MARANHÃO

Ministério Público quer revogar portaria assinada por Flávio Dino autorizando empresa Navegação Confiança operar no serviço de ferry-boat

Serviço de ferry boat é péssimo e desrespeita usuários, atrasando viagens em até 2h todos os dias

O Ministério Público do Estado do Maranhão, por meio da 2ª Promotoria de Justiça de Defesa do Consumidor juntamente com seis promotores de justiça com atuação na Baixada Maranhense, expediu, nesta sexta-feira, 29 de abril, uma Recomendação destinada à Agência Estadual de Mobilidade Urbana e Serviços Públicos (MOB), para a imediata revogação da Portaria nº 088 assinada por Flávio Dino autorizado serviço de ferry boat sem licitação.

Emitida no dia 30 de março de 2022, a portaria autorizou a empresa Navegação Confiança, sediada na Avenida Bernardo Sayão, bairro Guamá em Belém-PA, de propriedade de MARIA DE NAZARÉ CEI RIBEIRO BANNACH e CARLOS ROBERTO BANNACH, a operar, em caráter emergencial e precário, na travessia via ferry-boat no trecho Ponta da Espera – Cujupe nos intervalos dos atuais 18 horários regulares.

Assinam a Recomendação os promotores de justiça Lítia Cavalcanti (titular da 2ª Promotoria de Justiça de Defesa do Consumidor de São Luís e coordenadora do Centro de Apoio Operacional do Consumidor do MPMA), Raquel Madeira Reis (Bequimão), Hagamenon de Jesus Azevedo (Santa Helena), Frederico Bianchini Joviano dos Santos (Guimarães), Linda Luz Matos Carvalho (1ª Promotoria de Pinheiro), Laura Amélia Barbosa (São Bento) e Francisco Maciel Carvalho Júnior (Carutapera).

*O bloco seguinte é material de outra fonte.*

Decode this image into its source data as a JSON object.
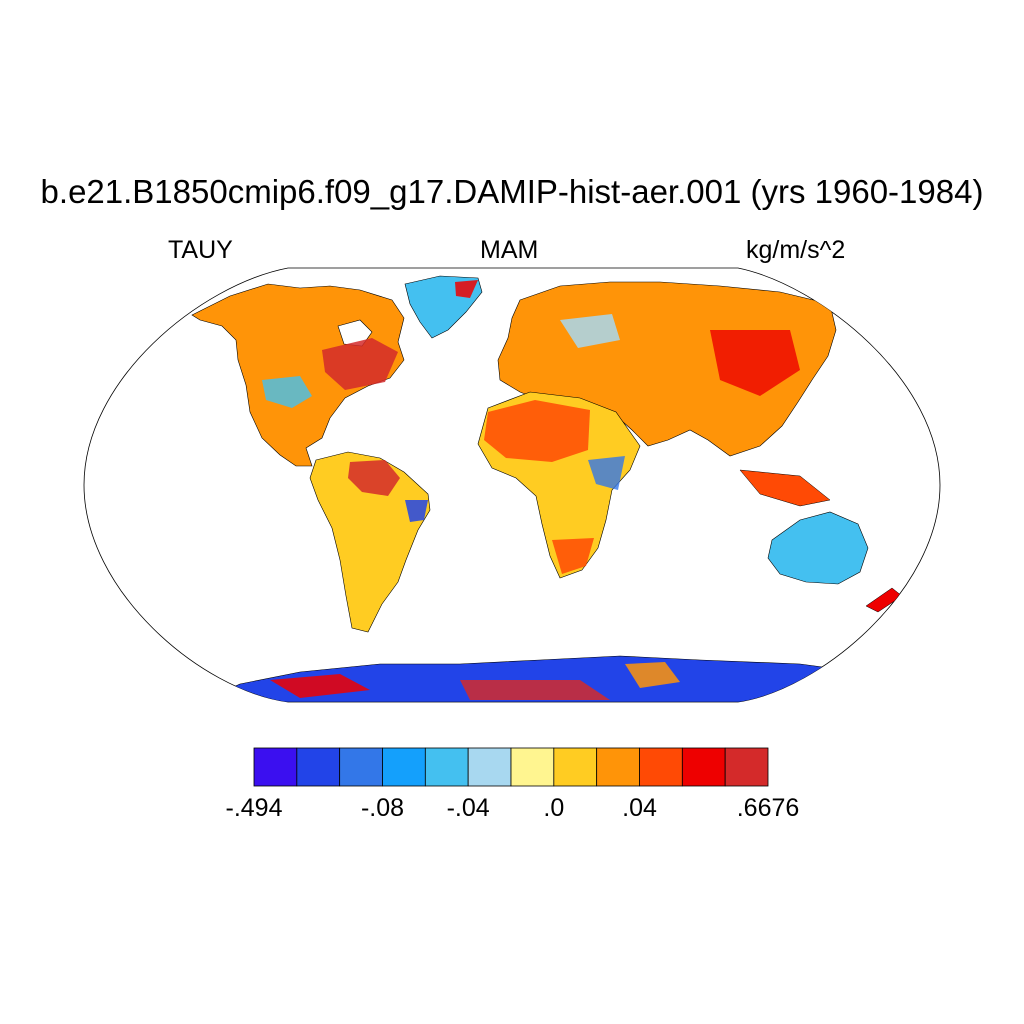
{
  "title": "b.e21.B1850cmip6.f09_g17.DAMIP-hist-aer.001 (yrs 1960-1984)",
  "variable": "TAUY",
  "season": "MAM",
  "units": "kg/m/s^2",
  "colorbar": {
    "colors": [
      "#3b0ff0",
      "#2244e8",
      "#3377e8",
      "#14a0fc",
      "#44c0f0",
      "#a8d8f0",
      "#fff590",
      "#ffcc22",
      "#ff9408",
      "#ff4a05",
      "#ee0000",
      "#d42a2a"
    ],
    "labels": [
      {
        "text": "-.494",
        "boundary": 0
      },
      {
        "text": "-.08",
        "boundary": 3
      },
      {
        "text": "-.04",
        "boundary": 5
      },
      {
        "text": ".0",
        "boundary": 7
      },
      {
        "text": ".04",
        "boundary": 9
      },
      {
        "text": ".6676",
        "boundary": 12
      }
    ]
  },
  "regions": [
    {
      "name": "north-america",
      "color": "#ff9408"
    },
    {
      "name": "greenland",
      "color": "#44c0f0"
    },
    {
      "name": "south-america",
      "color": "#ffcc22"
    },
    {
      "name": "europe-asia",
      "color": "#ff9408"
    },
    {
      "name": "africa",
      "color": "#ffcc22"
    },
    {
      "name": "australia",
      "color": "#44c0f0"
    },
    {
      "name": "antarctica",
      "color": "#2244e8"
    }
  ]
}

No documento, os membros do Ministério Público destacam que está em pleno vigor os contratos de concessão entre o Estado do Maranhão e as empresas Celte Navegação e Internacional Marítima, celebrados em 9 de dezembro de 2021 e que são referentes a Concorrência Pública nº 001/2021.

Ressaltam, ainda, que a Constituição Federal e a Lei nº 8.987/95 impõem a obrigatoriedade e indispensabilidade da realização de prévio procedimento licitatório para a delegação dos serviços públicos, seja na forma de concessão ou permissão.

“A presente Recomendação tem natureza preventiva, na medida em que seu escopo é o de evitar a responsabilização cível, administrativa e criminal dos agentes que descumprirem as orientações estabelecidas neste documento”, alertam os membros do MPMA.

A Agência de Mobilidade Urbana deve se manifestar, no prazo de cinco dias, sobre o cumprimento do que foi recomendado.